28 ago A Salvação do Belo (Byung-Chul Han)
A discussão sobre o Belo não é recente. Na Antiguidade Clássica a beleza da forma era vinculada à moralidade da alma. Se para Platão, o Belo era uma tentativa falha de imitação de um plano ideal, para Aristóteles a Beleza aparecia na elevação das representações da vida e da natureza. Até o século XVIII na história da arte e da filosofia, as reflexões sobre o assunto foram pautadas pelos pensamentos desses dois filósofos, se inclinando ora para as ideias de um, ora para de outro.
A partir disso e sem deixar ao largo as ideias românticas e iluministas sobre o tema, Byung-Chul Han apresenta em “A salvação do belo” uma análise sobre a Beleza na contemporaneidade a partir de suas reflexões dos impactos das lógicas neoliberais na circulação de valores sociais. Como em grande parte do trabalho do autor, o livro é fragmentado em diversos curtos capítulos que trazem questões pontuais dentro da temática da obra. Com caráter ensaístico, o texto é um diálogo entre reflexões de outros teóricos da cultura com manifestações vindas da arte e do mercado.
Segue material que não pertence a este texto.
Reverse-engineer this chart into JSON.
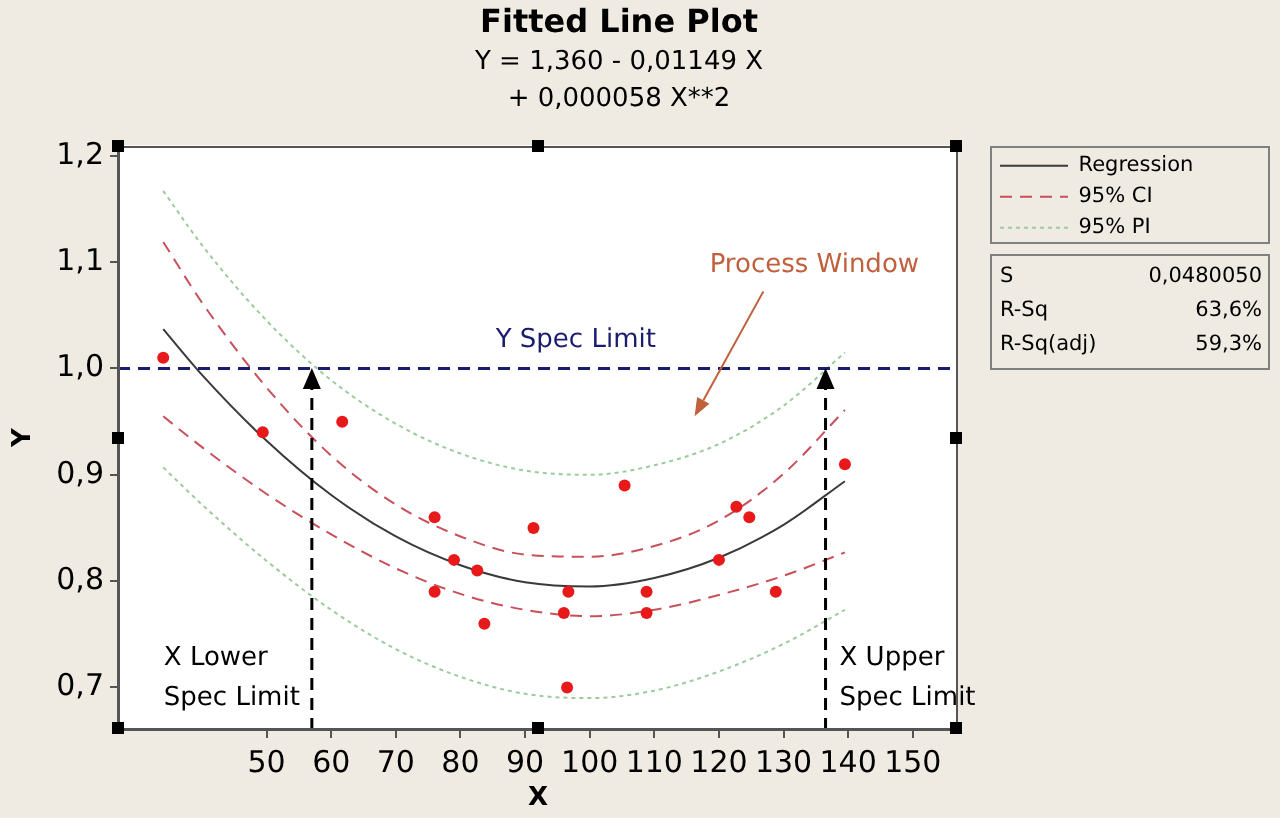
{
  "chart_data": {
    "type": "scatter",
    "title": "Fitted Line Plot",
    "subtitle": "Y = 1,360 - 0,01149 X\n+ 0,000058 X**2",
    "xlabel": "X",
    "ylabel": "Y",
    "xlim": [
      27,
      157
    ],
    "ylim": [
      0.66,
      1.21
    ],
    "xticks": [
      50,
      60,
      70,
      80,
      90,
      100,
      110,
      120,
      130,
      140,
      150
    ],
    "yticks": [
      {
        "value": 0.7,
        "label": "0,7"
      },
      {
        "value": 0.8,
        "label": "0,8"
      },
      {
        "value": 0.9,
        "label": "0,9"
      },
      {
        "value": 1.0,
        "label": "1,0"
      },
      {
        "value": 1.1,
        "label": "1,1"
      },
      {
        "value": 1.2,
        "label": "1,2"
      }
    ],
    "grid": false,
    "legend": "right",
    "series": [
      {
        "type": "scatter",
        "color": "#e8191a",
        "marker": "circle",
        "x": [
          34,
          49.4,
          61.7,
          76,
          76,
          79,
          82.6,
          83.7,
          91.3,
          96,
          96.5,
          96.7,
          105.4,
          108.8,
          108.8,
          120,
          122.7,
          124.7,
          128.8,
          139.5
        ],
        "values": [
          1.01,
          0.94,
          0.95,
          0.86,
          0.79,
          0.82,
          0.81,
          0.76,
          0.85,
          0.77,
          0.7,
          0.79,
          0.89,
          0.79,
          0.77,
          0.82,
          0.87,
          0.86,
          0.79,
          0.91
        ]
      },
      {
        "name": "Regression",
        "type": "line",
        "color": "#3a3a3a",
        "line_style": "solid",
        "marker": "none",
        "x": [
          34,
          40,
          50,
          60,
          70,
          80,
          90,
          100,
          110,
          120,
          130,
          139.5
        ],
        "values": [
          1.037,
          0.994,
          0.932,
          0.881,
          0.842,
          0.815,
          0.799,
          0.795,
          0.803,
          0.822,
          0.853,
          0.894
        ]
      },
      {
        "name": "95% CI",
        "type": "line",
        "color": "#c8505a",
        "line_style": "dashed",
        "marker": "none",
        "x": [
          34,
          40,
          50,
          60,
          70,
          80,
          90,
          100,
          110,
          120,
          130,
          139.5
        ],
        "values": [
          1.119,
          1.062,
          0.982,
          0.918,
          0.872,
          0.842,
          0.825,
          0.823,
          0.833,
          0.857,
          0.901,
          0.961
        ]
      },
      {
        "type": "line",
        "color": "#c8505a",
        "line_style": "dashed",
        "marker": "none",
        "x": [
          34,
          40,
          50,
          60,
          70,
          80,
          90,
          100,
          110,
          120,
          130,
          139.5
        ],
        "values": [
          0.955,
          0.926,
          0.882,
          0.844,
          0.812,
          0.788,
          0.773,
          0.767,
          0.773,
          0.787,
          0.805,
          0.827
        ]
      },
      {
        "name": "95% PI",
        "type": "line",
        "color": "#9ccb9c",
        "line_style": "dotted",
        "marker": "none",
        "x": [
          34,
          40,
          50,
          60,
          70,
          80,
          90,
          100,
          110,
          120,
          130,
          139.5
        ],
        "values": [
          1.167,
          1.116,
          1.045,
          0.989,
          0.948,
          0.92,
          0.904,
          0.9,
          0.909,
          0.929,
          0.965,
          1.015
        ]
      },
      {
        "type": "line",
        "color": "#9ccb9c",
        "line_style": "dotted",
        "marker": "none",
        "x": [
          34,
          40,
          50,
          60,
          70,
          80,
          90,
          100,
          110,
          120,
          130,
          139.5
        ],
        "values": [
          0.907,
          0.872,
          0.819,
          0.773,
          0.736,
          0.71,
          0.694,
          0.69,
          0.697,
          0.715,
          0.741,
          0.773
        ]
      }
    ],
    "ref_lines": [
      {
        "axis": "y",
        "value": 1.0,
        "label": "Y Spec Limit",
        "color": "#1c1c6e",
        "line_style": "dashed"
      },
      {
        "axis": "x",
        "value": 57,
        "label": "X Lower\nSpec Limit",
        "color": "#000000",
        "line_style": "dashed"
      },
      {
        "axis": "x",
        "value": 136.5,
        "label": "X Upper\nSpec Limit",
        "color": "#000000",
        "line_style": "dashed"
      }
    ],
    "annotations": [
      "Process Window",
      "S 0,0480050",
      "R-Sq 63,6%",
      "R-Sq(adj) 59,3%"
    ]
  }
}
Assim como em “Topologia da Violência” (Editora Vozes, 2011) e “Sociedade do cansaço” (Editora Vozes, 2010), o excesso de positividade nas relações sociais contemporâneas é tomada como temática transversal à obra. Essa ideia aparece materializada logo nos primeiros tópicos, que trabalha com os aspectos e significados do liso. A beleza hoje, segundo o autor, é lisa. Lisa pois não apresenta resistência, não quebra e exige likes. O liso suprime a distância e convida ao toque. A negatividade, assim, é posta de lado, fazendo desaparecer a surpresa e o maravilhamento. “Sem distância não é possível haver mística. A desmistificação torna tudo fruível e consumível”. Até o feio passa a ser liso e nisso, a alteridade do outro cede espaço para uma diversidade estetizada e homogeneizada.
Han argumenta que o Belo requer distância e tempo, enquanto as interações promovidas pelas redes sociais eliminam ambos. Estímulos imediatos e exaltação bloqueiam esse acesso e “justamente nessa enxurrada de estímulo e excitação, o belo desaparece. Ela não permite uma distância contemplativa do objeto”. Surgem, assim, dois paralelos: a Beleza e o erotismo; o liso e o pornográfico. Enquanto os primeiros demandam demora, alteridade e ocultação, os segundos são pautados pela velocidade, positividade e exposição imediata.
Essa questão se relaciona a outra discussão amplamente midiatizado hoje: a empatia. Se por um lado a sociedade a valoriza nos discursos e nas relações, a Beleza os nega de imediato. A tensão entre esses valores torna-se inevitável, pois enquanto o Belo requer distância, a empatia procura “retirar o invólucro ou ao menos olhar através dele”.
Essa é uma das diversas análises do autor sobre os valores que circulam hoje na sociedade frente à ideia e manifestação do Belo: da subjetividade da cultura à materialidade do corpo. As discussões apontam, ao final, para o que o autor chama de “crise do Belo”. Aderente às ideias do filósofo francês Gilles Lipovetsky em “A estetização do mundo” (Companhia das Letras, 2015), Han enxerga um cotidiano intensamente estetizado, em que a produção de objetos de curtição volátil elimina a experiência do belo como vinculação. “O belo se tornou um objeto liso da curtida, do like, do conforto, do arbitrário, um objeto para qualquer hora”.
Assim como em “Create Dangerously” (Penguin Modern, 2018), Albert Camus diz que a Arte busca a união, Han segue o princípio ao postular a tarefa da arte na promoção da interação com o outro. O autor localiza a salvação do belo no abandono da positividade generalizada da vida contemporânea. A salvação do belo reside na alteridade, no reconhecimento do outro como diferente. “A salvação do belo é a salvação da vinculação”.